Their fingers sift through fine, brown sand and lift out the lightly coloured or dark blue shellfish that flinch when pulled from the sand.
Mr Searle, 65, and Mr Te Tuhi, 71, from Dargaville, place the toheroa in buckets with sand and water and take them to a new home away from the north Kaipara coastline in an attempt to expand the number of places that they will grow.
The small creatures they love are among the most protected in the country, found mostly on the west coast north of Auckland and in Southland.
For more than 20 years the pair have put in endless hours of volunteer work, finding new ways to keep them alive.
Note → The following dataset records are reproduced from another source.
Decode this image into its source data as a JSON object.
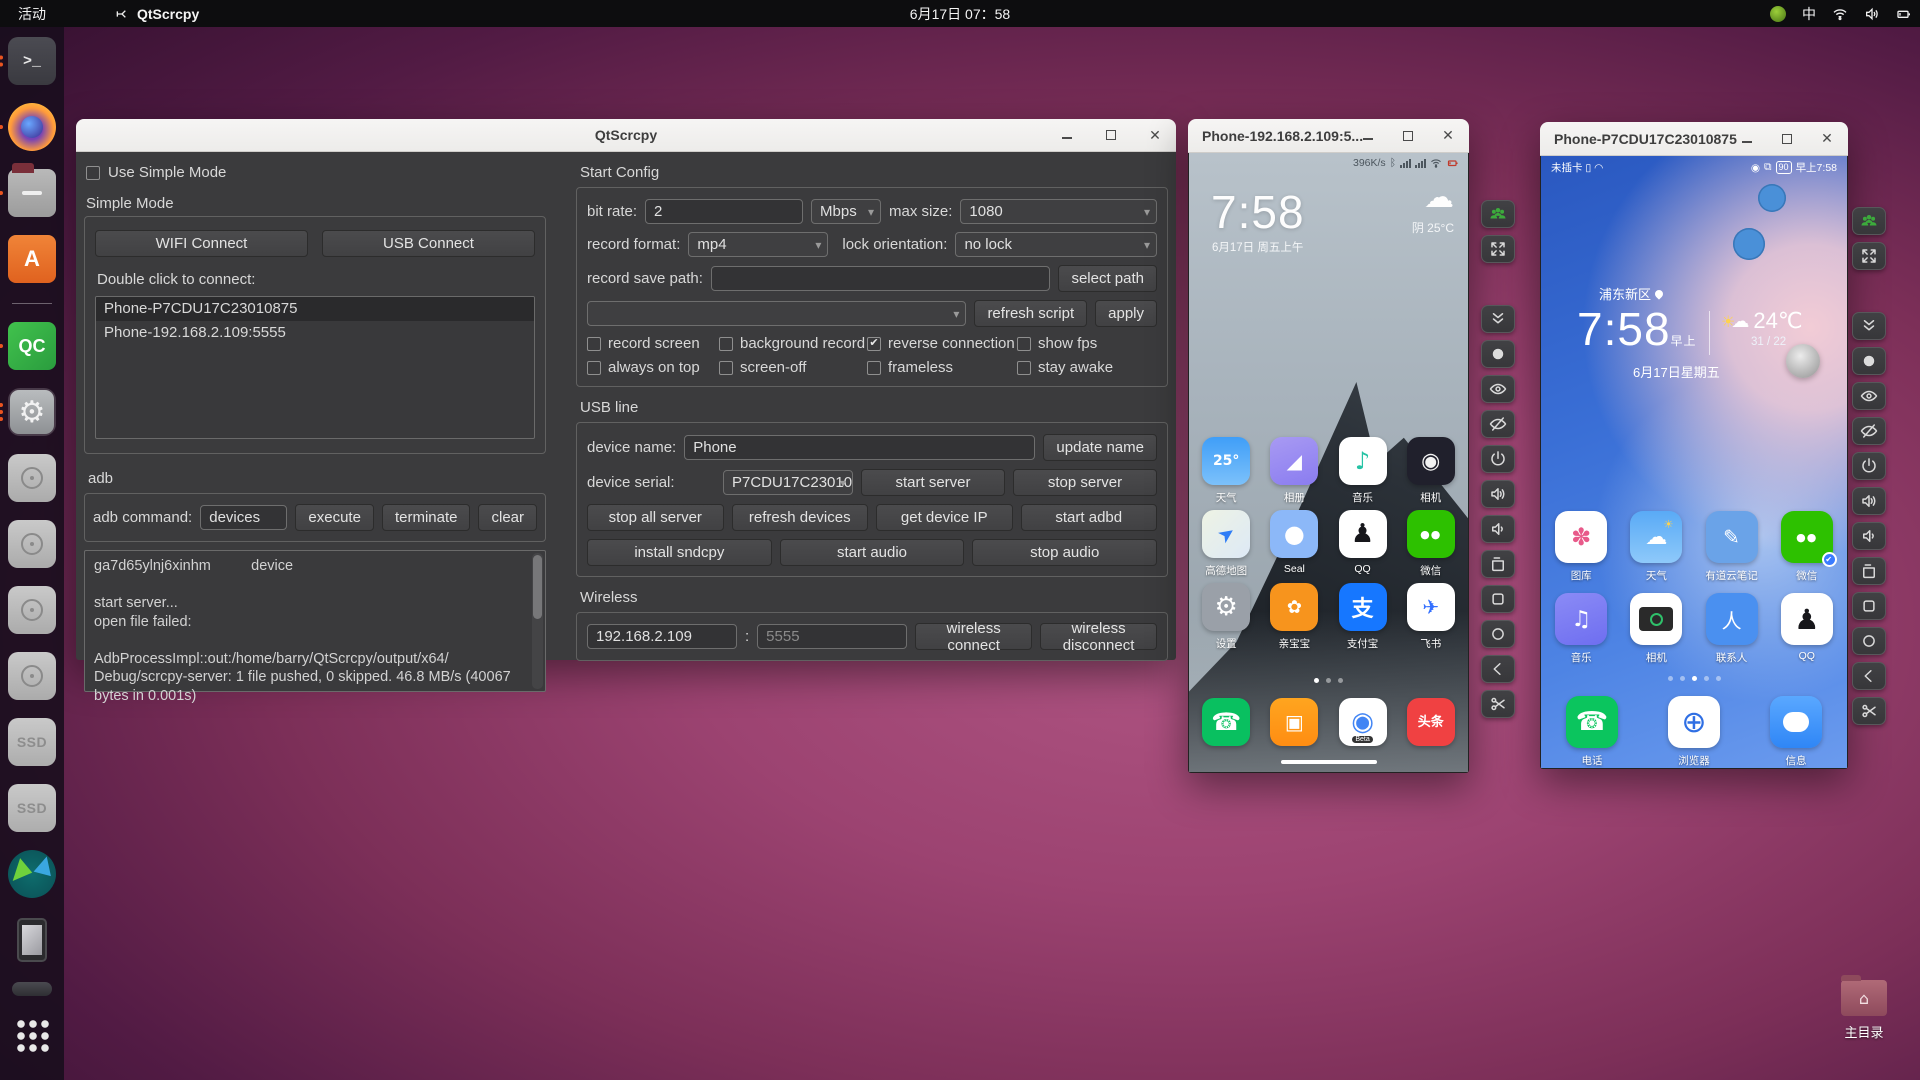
{
  "colors": {
    "accent_orange": "#e95420",
    "panel_bg": "#3b3b3d",
    "titlebar_bg": "#f2f1ef",
    "selection_bg": "#2a2a2c",
    "toolbar_group_green": "#3cab3c",
    "wechat_green": "#2dc100",
    "alipay_blue": "#1677ff",
    "toutiao_red": "#f04142"
  },
  "topbar": {
    "activities": "活动",
    "app_name": "QtScrcpy",
    "clock": "6月17日 07：58",
    "ime": "中"
  },
  "dock": {
    "qc_label": "QC",
    "ssd1": "SSD",
    "ssd2": "SSD"
  },
  "desktop": {
    "home_label": "主目录"
  },
  "main_window": {
    "title": "QtScrcpy",
    "simple": {
      "use_simple": "Use Simple Mode",
      "use_simple_checked": false,
      "group": "Simple Mode",
      "wifi": "WIFI Connect",
      "usb": "USB Connect",
      "hint": "Double click to connect:",
      "devices": [
        "Phone-P7CDU17C23010875",
        "Phone-192.168.2.109:5555"
      ]
    },
    "adb": {
      "label": "adb",
      "cmd_label": "adb command:",
      "cmd_value": "devices",
      "execute": "execute",
      "terminate": "terminate",
      "clear": "clear",
      "log": "ga7d65ylnj6xinhm          device\n\nstart server...\nopen file failed:\n\nAdbProcessImpl::out:/home/barry/QtScrcpy/output/x64/\nDebug/scrcpy-server: 1 file pushed, 0 skipped. 46.8 MB/s (40067\nbytes in 0.001s)"
    },
    "config": {
      "title": "Start Config",
      "bit_rate_label": "bit rate:",
      "bit_rate": "2",
      "mbps": "Mbps",
      "max_size_label": "max size:",
      "max_size": "1080",
      "record_format_label": "record format:",
      "record_format": "mp4",
      "lock_label": "lock orientation:",
      "lock": "no lock",
      "save_path_label": "record save path:",
      "save_path": "",
      "select_path": "select path",
      "script_value": "",
      "refresh_script": "refresh script",
      "apply": "apply",
      "checks": [
        {
          "label": "record screen",
          "checked": false
        },
        {
          "label": "background record",
          "checked": false
        },
        {
          "label": "reverse connection",
          "checked": true
        },
        {
          "label": "show fps",
          "checked": false
        },
        {
          "label": "always on top",
          "checked": false
        },
        {
          "label": "screen-off",
          "checked": false
        },
        {
          "label": "frameless",
          "checked": false
        },
        {
          "label": "stay awake",
          "checked": false
        }
      ]
    },
    "usb": {
      "title": "USB line",
      "name_label": "device name:",
      "name": "Phone",
      "update": "update name",
      "serial_label": "device serial:",
      "serial": "P7CDU17C23010",
      "start_server": "start server",
      "stop_server": "stop server",
      "stop_all": "stop all server",
      "refresh_devices": "refresh devices",
      "get_ip": "get device IP",
      "start_adbd": "start adbd",
      "install_sndcpy": "install sndcpy",
      "start_audio": "start audio",
      "stop_audio": "stop audio"
    },
    "wireless": {
      "title": "Wireless",
      "ip": "192.168.2.109",
      "colon": ":",
      "port_placeholder": "5555",
      "connect": "wireless connect",
      "disconnect": "wireless disconnect"
    }
  },
  "phone1": {
    "title": "Phone-192.168.2.109:5...",
    "status_speed": "396K/s",
    "clock": "7:58",
    "date": "6月17日 周五上午",
    "weather_cloud": "☁",
    "weather": "阴 25°C",
    "apps": [
      {
        "label": "天气",
        "glyph": "25°"
      },
      {
        "label": "相册",
        "glyph": "◢"
      },
      {
        "label": "音乐",
        "glyph": "♪"
      },
      {
        "label": "相机",
        "glyph": "◉"
      },
      {
        "label": "高德地图",
        "glyph": "➤"
      },
      {
        "label": "Seal",
        "glyph": "●"
      },
      {
        "label": "QQ",
        "glyph": "♟"
      },
      {
        "label": "微信",
        "glyph": "●●"
      },
      {
        "label": "设置",
        "glyph": "⚙"
      },
      {
        "label": "亲宝宝",
        "glyph": "✿"
      },
      {
        "label": "支付宝",
        "glyph": "支"
      },
      {
        "label": "飞书",
        "glyph": "✈"
      }
    ],
    "dock": [
      {
        "name": "phone",
        "glyph": "☎"
      },
      {
        "name": "messages",
        "glyph": "▣"
      },
      {
        "name": "chrome-beta",
        "glyph": "◉",
        "sub": "Beta"
      },
      {
        "name": "toutiao",
        "glyph": "头条"
      }
    ]
  },
  "phone2": {
    "title": "Phone-P7CDU17C23010875",
    "status_left": "未插卡",
    "battery": "90",
    "status_time": "早上7:58",
    "location": "浦东新区",
    "clock": "7:58",
    "ampm": "早上",
    "temp": "24℃",
    "hilo": "31 / 22",
    "date": "6月17日星期五",
    "sun": "☀",
    "cloud": "☁",
    "apps": [
      {
        "label": "图库",
        "glyph": "✽"
      },
      {
        "label": "天气",
        "glyph": "☁"
      },
      {
        "label": "有道云笔记",
        "glyph": "✎"
      },
      {
        "label": "微信",
        "glyph": "●●",
        "badge": "✔"
      },
      {
        "label": "音乐",
        "glyph": "♫"
      },
      {
        "label": "相机",
        "glyph": ""
      },
      {
        "label": "联系人",
        "glyph": "人"
      },
      {
        "label": "QQ",
        "glyph": "♟"
      }
    ],
    "dock": [
      {
        "label": "电话",
        "glyph": "☎"
      },
      {
        "label": "浏览器",
        "glyph": "⊕"
      },
      {
        "label": "信息",
        "glyph": ""
      }
    ]
  },
  "toolbar": {
    "buttons": [
      "group-control",
      "full-screen",
      "expand-notification",
      "screen-shot",
      "screen-on",
      "screen-off",
      "power",
      "volume-up",
      "volume-down",
      "app-switch",
      "menu",
      "home",
      "back",
      "clip"
    ]
  }
}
Now they have toheroa successfully growing at Muriwai Beach, and others under way in the Far North.
This month, Mr Te Tuhi was awarded an honorary master of applied science degree from the Auckland University of Technology for his work.
Mr Te Tuhi and Mr Searle knew each other from their days in the Army, but the pair began working together around 1980.
Mr Te Tuhi, who is also a master carver - and the person who carved the marae at the Army's Waiouru headquarters - had retired and come home after serving in the forces.
He became the kaitiaki, or guardian, of the sea for the local people.
"I came back and thought, 'There isn't much toheroa around'," he says.
Mr Searle was living and working around Glinks Gully harvesting tuatua, a shellfish similar to toheroa that lives closer to the low tide mark.
Before that he commercially harvested toheroa for a toheroa canning factory. It later closed when the resource declined.
As they worked at their different ends of the beach, they found they shared a concern about the numbers of people they saw illegally taking away toheroa.
They started working together researching the toheroa, marking them out on the coast to see how quickly they grew and moving them around to find ways to increase the population.
They share jokes about the toheroa, calling them "fussy eaters" because they eat only about 113 types of plankton, and they say the male specimens are the envy of men because they have "80 wives".
These days, Mr Searle's garage, a treasure trove of items from the sea world, is a display room for toheroa research, with photos, news articles and research documents, including two theses on the specimens by university students.
The pair show some of this material to some of around 40 school groups they speak to about the toheroa each year.
And they have a strong appreciation for each other's work - the Erurangi Trust, which Mr Te Tuhi chairs, has awarded Mr Searle a korowai (cloak) with albatross feathers for his efforts.
Despite regulations put in place around 1980, when research showed that toheroa numbers had plummeted, the pair are still very concerned about poachers and people exploiting permits.
The Ministry of Fisheries issues several toheroa permit books to local marae, where they are distributed to allow a customary take of toheroa.
Mr Te Tuhi and Mr Searle believe much of poached toheroa gets sold on the black market in pubs and even flea markets in Auckland.
But they say their work researching the shellfish has reaped dividends.
A ministry survey on Ripiro Beach, on the Kaipara coast, has recorded a rise in numbers from 130 million in 1999 to about 400 million today.
"I want to make sure the resource is there for my grandchildren," says Mr Searle. "If we walk away now, in five to six years' time we will be back to where we were."